The rollout begins in late 2026 with a 1-gigawatt deployment of MI450 GPUs, followed by multi-phase expansions across future AMD data center chip generations.

Under the agreement, OpenAI named AMD a core compute partner, extending their collaboration into next-generation hardware and software development.

As part of the deal, AMD issued warrants for up to 160 million shares, vesting as infrastructure and performance milestones are achieved. CFO Jean Hu said the partnership could generate “tens of billions in revenue” and be “highly accretive” to earnings.

The announcement came shortly after Nvidia unveiled a $100 billion OpenAI partnership to deploy 10 gigawatts of Vera Rubin systems beginning in the second half of 2026. Bank of America analyst Vivek Arya estimated the move’s potential to deliver $300 billion to $500 billion in long-term revenue.
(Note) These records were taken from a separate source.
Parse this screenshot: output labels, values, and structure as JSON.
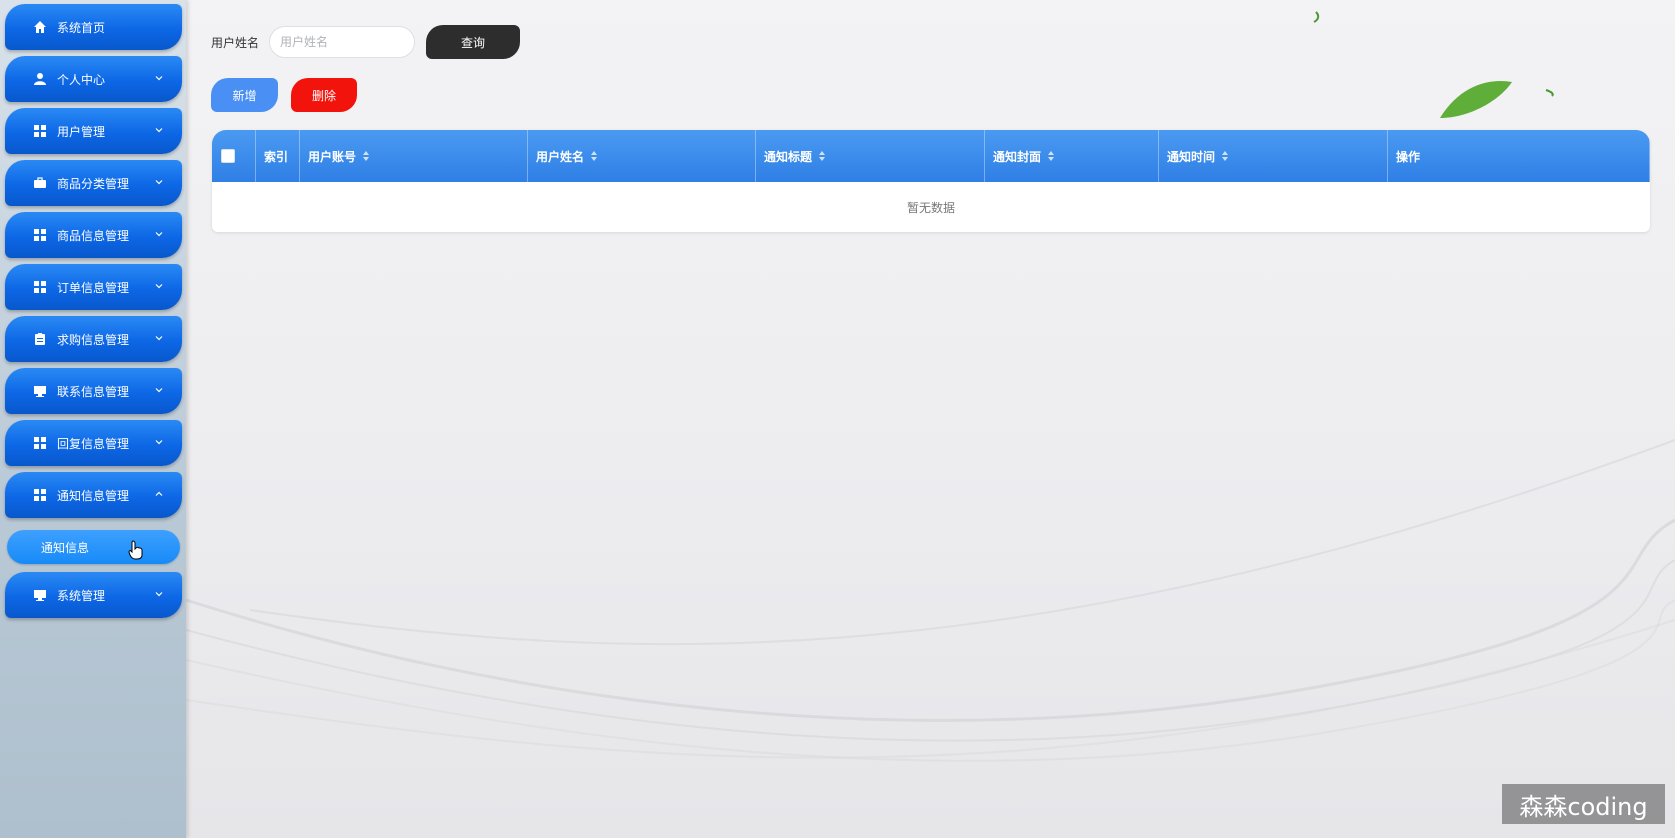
{
  "sidebar": {
    "items": [
      {
        "label": "系统首页",
        "icon": "home-icon",
        "chevron": ""
      },
      {
        "label": "个人中心",
        "icon": "user-icon",
        "chevron": "down"
      },
      {
        "label": "用户管理",
        "icon": "grid-icon",
        "chevron": "down"
      },
      {
        "label": "商品分类管理",
        "icon": "briefcase-icon",
        "chevron": "down"
      },
      {
        "label": "商品信息管理",
        "icon": "grid-icon",
        "chevron": "down"
      },
      {
        "label": "订单信息管理",
        "icon": "grid-icon",
        "chevron": "down"
      },
      {
        "label": "求购信息管理",
        "icon": "clipboard-icon",
        "chevron": "down"
      },
      {
        "label": "联系信息管理",
        "icon": "monitor-icon",
        "chevron": "down"
      },
      {
        "label": "回复信息管理",
        "icon": "grid-icon",
        "chevron": "down"
      },
      {
        "label": "通知信息管理",
        "icon": "grid-icon",
        "chevron": "up"
      },
      {
        "label": "系统管理",
        "icon": "monitor-icon",
        "chevron": "down"
      }
    ],
    "sub_item": {
      "label": "通知信息"
    }
  },
  "search": {
    "label": "用户姓名",
    "placeholder": "用户姓名",
    "value": ""
  },
  "buttons": {
    "query": "查询",
    "add": "新增",
    "delete": "删除"
  },
  "table": {
    "columns": [
      "索引",
      "用户账号",
      "用户姓名",
      "通知标题",
      "通知封面",
      "通知时间",
      "操作"
    ],
    "empty_text": "暂无数据"
  },
  "watermark": "森森coding",
  "colors": {
    "menu_blue": "#0d67e6",
    "sub_blue": "#178af8",
    "query_dark": "#2d2d2d",
    "add_blue": "#4a90f4",
    "delete_red": "#f2140c",
    "table_header": "#3a8bec"
  }
}
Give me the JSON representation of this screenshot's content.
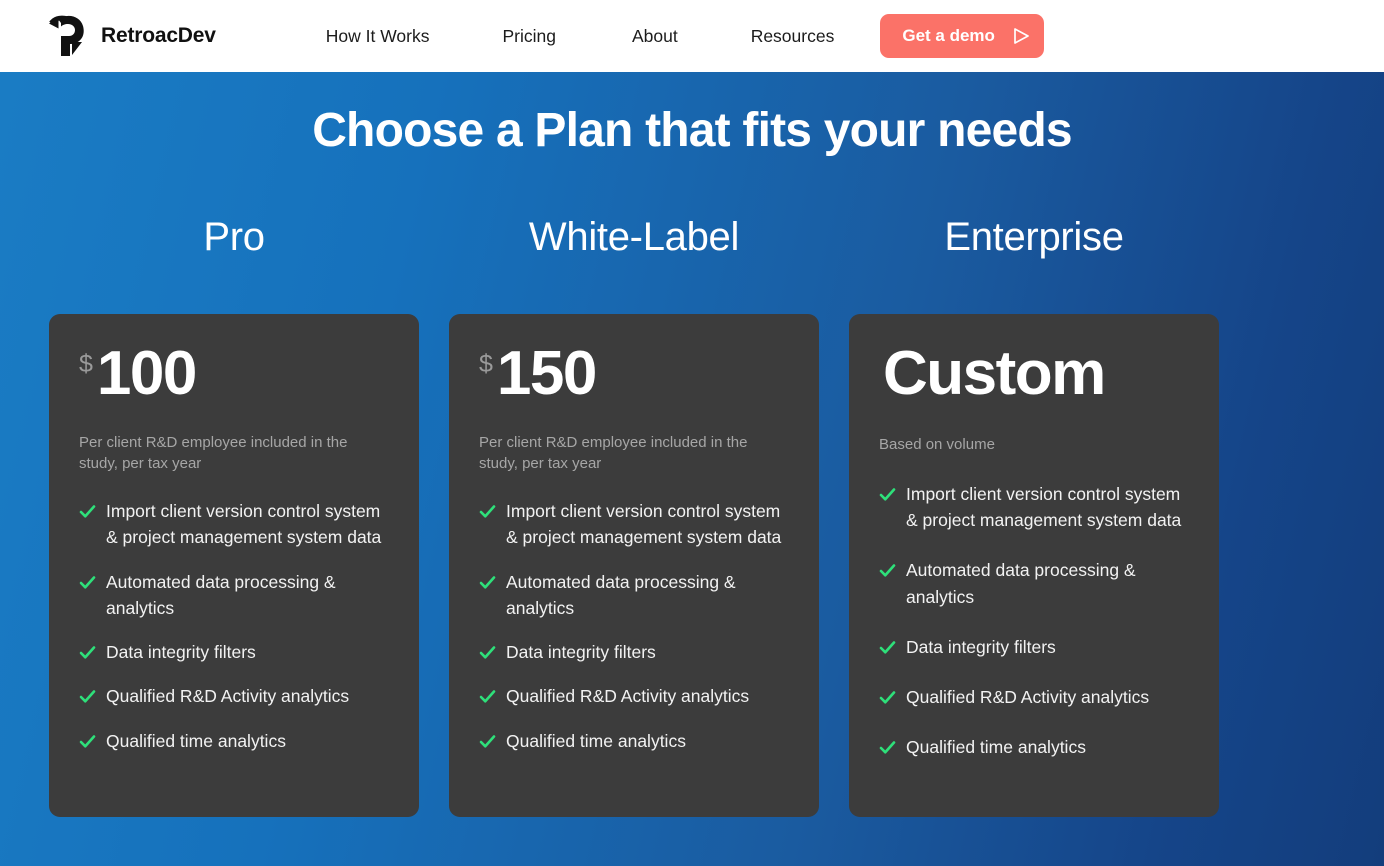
{
  "header": {
    "brand": {
      "name": "RetroacDev",
      "logo_icon": "retroac-r-arrow-logo"
    },
    "nav": [
      {
        "label": "How It Works"
      },
      {
        "label": "Pricing"
      },
      {
        "label": "About"
      },
      {
        "label": "Resources"
      }
    ],
    "cta": {
      "label": "Get a demo",
      "icon": "play-triangle-icon",
      "color": "#fb7268"
    }
  },
  "hero": {
    "title": "Choose a Plan that fits your needs",
    "background_from": "#1a7cc4",
    "background_to": "#133d7c",
    "card_background": "#3c3c3c",
    "check_color": "#2ee07a"
  },
  "plans": [
    {
      "name": "Pro",
      "currency": "$",
      "amount": "100",
      "note": "Per client R&D employee included in the study, per tax year",
      "features": [
        "Import client version control system & project management system data",
        "Automated data processing & analytics",
        "Data integrity filters",
        "Qualified R&D Activity analytics",
        "Qualified time analytics"
      ]
    },
    {
      "name": "White-Label",
      "currency": "$",
      "amount": "150",
      "note": "Per client R&D employee included in the study, per tax year",
      "features": [
        "Import client version control system & project management system data",
        "Automated data processing & analytics",
        "Data integrity filters",
        "Qualified R&D Activity analytics",
        "Qualified time analytics"
      ]
    },
    {
      "name": "Enterprise",
      "currency": "",
      "amount": "Custom",
      "note": "Based on volume",
      "features": [
        "Import client version control system & project management system data",
        "Automated data processing & analytics",
        "Data integrity filters",
        "Qualified R&D Activity analytics",
        "Qualified time analytics"
      ]
    }
  ]
}
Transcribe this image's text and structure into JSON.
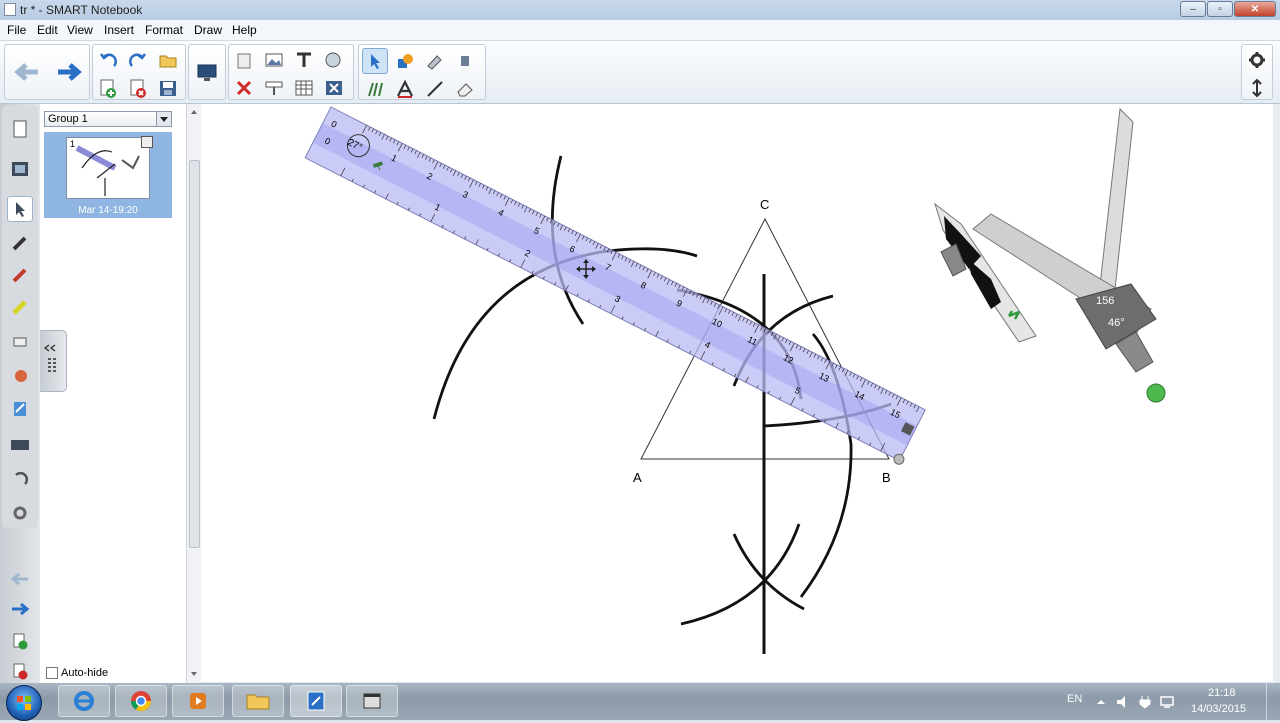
{
  "window": {
    "title": "tr * - SMART Notebook"
  },
  "menu": [
    "File",
    "Edit",
    "View",
    "Insert",
    "Format",
    "Draw",
    "Help"
  ],
  "sorter": {
    "group_label": "Group 1",
    "page_number": "1",
    "page_timestamp": "Mar 14-19:20",
    "autohide_label": "Auto-hide"
  },
  "canvas": {
    "labels": {
      "a": "A",
      "b": "B",
      "c": "C"
    },
    "ruler": {
      "angle_label": "27°",
      "zero_top": "0",
      "zero_left": "0",
      "cm_labels": [
        "1",
        "2",
        "3",
        "4",
        "5",
        "6",
        "7",
        "8",
        "9",
        "10",
        "11",
        "12",
        "13",
        "14",
        "15"
      ],
      "inch_labels": [
        "1",
        "2",
        "3",
        "4",
        "5"
      ]
    },
    "compass": {
      "radius_label": "156",
      "angle_label": "46°"
    }
  },
  "taskbar": {
    "language": "EN",
    "time": "21:18",
    "date": "14/03/2015"
  }
}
Gerstner noted that these agreements demonstrate more evidence that the world will remain compute-constrained despite best efforts to bring massive supply online.

The AI boom has deep geopolitical implications as well. China’s DeepSeek has drawn attention for developing cost-efficient AI models powered by domestic chips that claimed to beat bigger rivals like OpenAI. The U.S. government recently flagged the firm as a potential national security concern.

OpenAI executives, meanwhile, maintain that expanding chip partnerships is crucial to meet surging global demand for AI services.

AMD stock gained 69% year-to-date, topping the Nasdaq 100 index’s 19% returns (which includes both AMD and Nvidia). NVDA is up over 38%.

Price Actions: AMD stock was trading higher by 3.99% to $211.83 premarket at last check Tuesday. NVDA was up 0.40%.